Effie with the neighbor ladies.From the left: Rashid's sister, Effie, Rashid's cousin, Rashid's mother. Effie is a pharmacist who studied in England and practices in Scotland. Rashid's cousin is a Pharmacy student at the university in Nablus.

At 5:00 PM I joined Rashid on his MF 165 with the water tank hooked up. The tank holds 3000 thousand litres. It was already full having been filled the day before. This may be to let the sun warm the cold water that comes from the well. What he has laid out is a large garden plot, one to two acres maybe, into which he has installed a drip irrigation system of plastic pipes. Each plant gets its own drip point, slightly below the soil surface. There is a main feeder pipe of, say, 2" diameter with lateral lines of maybe ½ inch diameter. He hooks the pump on his tank to the input of the main feeder and fires up the little British made gas engine/pump to pressure up the line, and then waits until the tank is empty.

He grows Cusa (summer squash), Filfil (small long green sweet peppers), Bamyeh (???), Bandura (tomato), Clial (cucumber), Fatcus (???), Bactrix ( water melon), Fasoli (peppers). Only the Filfil is taken to market. The rest of the produce is for use by the (extended) family.

On the way back I asked to stop and see the crop of grain, which from the road I took to be barley, but it is bearded wheat. The kernels are very hard, and the crop is due to be combined tomorrow, Friday, June 20, 2003. The combine is due to arrive at 9 AM, but there is some question about that since it has to move at night sometimes due to attacks from the Army. They might mistake it for one of the (non-existent) Palestinian tanks. Or the settlers might try to sabotage the harvest. In any case the mayor wants us to be on hand when it starts. I am curious.

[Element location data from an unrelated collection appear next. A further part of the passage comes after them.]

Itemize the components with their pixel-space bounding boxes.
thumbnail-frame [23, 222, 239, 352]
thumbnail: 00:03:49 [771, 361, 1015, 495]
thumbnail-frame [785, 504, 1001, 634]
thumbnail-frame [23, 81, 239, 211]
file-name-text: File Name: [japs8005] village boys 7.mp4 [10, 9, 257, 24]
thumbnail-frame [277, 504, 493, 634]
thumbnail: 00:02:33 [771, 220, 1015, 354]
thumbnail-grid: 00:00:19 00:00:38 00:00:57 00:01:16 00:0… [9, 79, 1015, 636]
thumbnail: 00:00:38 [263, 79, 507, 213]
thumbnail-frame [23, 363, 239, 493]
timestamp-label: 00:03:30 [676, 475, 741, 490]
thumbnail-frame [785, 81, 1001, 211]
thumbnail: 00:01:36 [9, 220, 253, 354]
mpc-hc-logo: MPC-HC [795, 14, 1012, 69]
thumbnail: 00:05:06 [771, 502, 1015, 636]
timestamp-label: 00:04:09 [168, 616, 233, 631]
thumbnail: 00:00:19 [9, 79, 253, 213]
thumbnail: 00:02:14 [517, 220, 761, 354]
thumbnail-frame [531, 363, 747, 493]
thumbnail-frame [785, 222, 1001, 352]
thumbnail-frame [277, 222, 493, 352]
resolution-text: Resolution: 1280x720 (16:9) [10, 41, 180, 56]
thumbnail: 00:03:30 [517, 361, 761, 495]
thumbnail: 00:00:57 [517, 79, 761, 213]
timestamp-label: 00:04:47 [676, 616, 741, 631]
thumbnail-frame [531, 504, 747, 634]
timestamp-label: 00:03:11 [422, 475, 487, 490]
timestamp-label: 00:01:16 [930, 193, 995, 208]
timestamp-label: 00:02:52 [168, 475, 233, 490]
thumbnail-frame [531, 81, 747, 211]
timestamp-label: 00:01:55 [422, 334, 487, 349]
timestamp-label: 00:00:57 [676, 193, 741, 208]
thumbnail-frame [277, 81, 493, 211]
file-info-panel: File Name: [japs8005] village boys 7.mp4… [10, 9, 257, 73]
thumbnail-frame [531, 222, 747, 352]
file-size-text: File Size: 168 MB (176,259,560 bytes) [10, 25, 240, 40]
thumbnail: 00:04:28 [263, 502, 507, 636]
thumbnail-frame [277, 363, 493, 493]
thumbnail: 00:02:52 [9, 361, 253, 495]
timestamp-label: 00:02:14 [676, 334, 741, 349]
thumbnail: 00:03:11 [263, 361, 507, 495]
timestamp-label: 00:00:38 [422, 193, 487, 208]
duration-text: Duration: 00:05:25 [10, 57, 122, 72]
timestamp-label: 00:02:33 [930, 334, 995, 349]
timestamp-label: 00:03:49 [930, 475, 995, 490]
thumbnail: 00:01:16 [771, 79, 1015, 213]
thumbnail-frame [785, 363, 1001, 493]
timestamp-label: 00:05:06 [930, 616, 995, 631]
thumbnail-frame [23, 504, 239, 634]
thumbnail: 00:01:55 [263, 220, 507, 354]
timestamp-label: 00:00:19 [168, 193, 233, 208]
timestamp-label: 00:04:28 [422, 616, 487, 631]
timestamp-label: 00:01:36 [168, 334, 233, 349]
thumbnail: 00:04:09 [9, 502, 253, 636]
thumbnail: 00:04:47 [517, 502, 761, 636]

Effie and I had a real meal. Finally the mayor had organized some food for the house, and instead of another meal of rice and onions, we had locally baked flat bread from locally produced wheat locally milled. Effie fried in Yanoun olive oil some of the locally produced ewe's milk cheese, chopped up tomatoes and cucumbers, together with some of the remnants of my noon rice and onion fry up. Excellent food in good company.

Effie, the Israeli Jew-Scot has some bizarre stories about being befriended by Palestinians when she first arrived two weeks ago to join with the ISM. Maybe I can get her to write up a couple of them.